Explainable Artificial Intelligence for Bioactivity Prediction: Unveiling the Challenges with Curated CDK2/4/6 Breast Cancer Dataset

Adam Sulek, Jakub Klimczak, Jakub Jonczyk, Tomasz Kosciolek, Tomasz Danel, Barbara Pucelik

Published: 01 Jan 2025, Last Modified: 24 Jul 2025ICCS (1) 2025EveryoneRevisionsBibTeXCC BY-SA 4.0

Abstract: In recent years, the interplay between machine learning (ML) and cheminformatics has driven advancements in bioactivity prediction. However, the challenge of model explainability remains a significant barrier to adopting these approaches in drug discovery. This study addresses critical shortcomings in existing modeling techniques by examining the assumptions of feature independence and contribution additivity that are the foundation of traditional explainability methods.
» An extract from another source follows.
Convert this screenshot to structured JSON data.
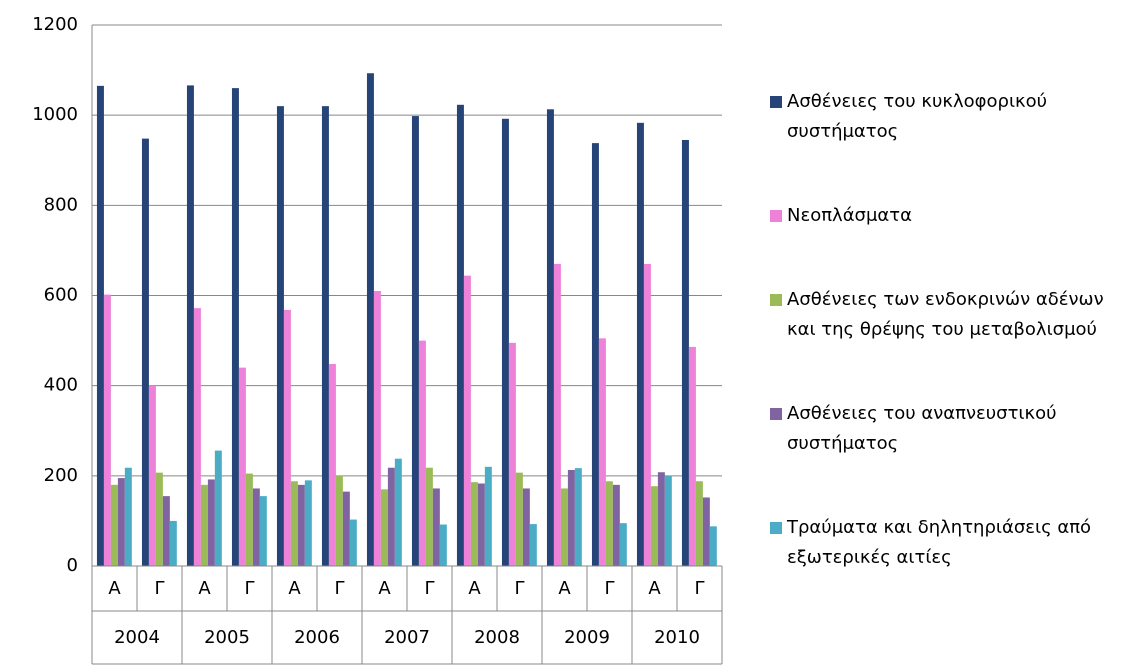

We investigate fingerprint-based and molecular graph models within quantitative structure-activity relationship modeling. While these models demonstrate impressive predictive performance, they offer limited actionable insights for medicinal chemists. To assist researchers in developing useful and interpretable activity prediction models, we propose a new benchmark based on the pharmacophore concept, commonly used in preliminary compound filtering. Furthermore, we introduce PharmacoScore, a novel evaluation metric designed to assess whether ML-based explanations prioritize essential pharmacophore components over non-critical features. Our findings highlight a crucial misalignment between ML model explanations and established pharmacophore principles, revealing a pressing need for innovative interpretability strategies in cheminformatics. This work not only offers a valuable resource but also sets the stage for future research, enhancing the transparency of ML in drug discovery.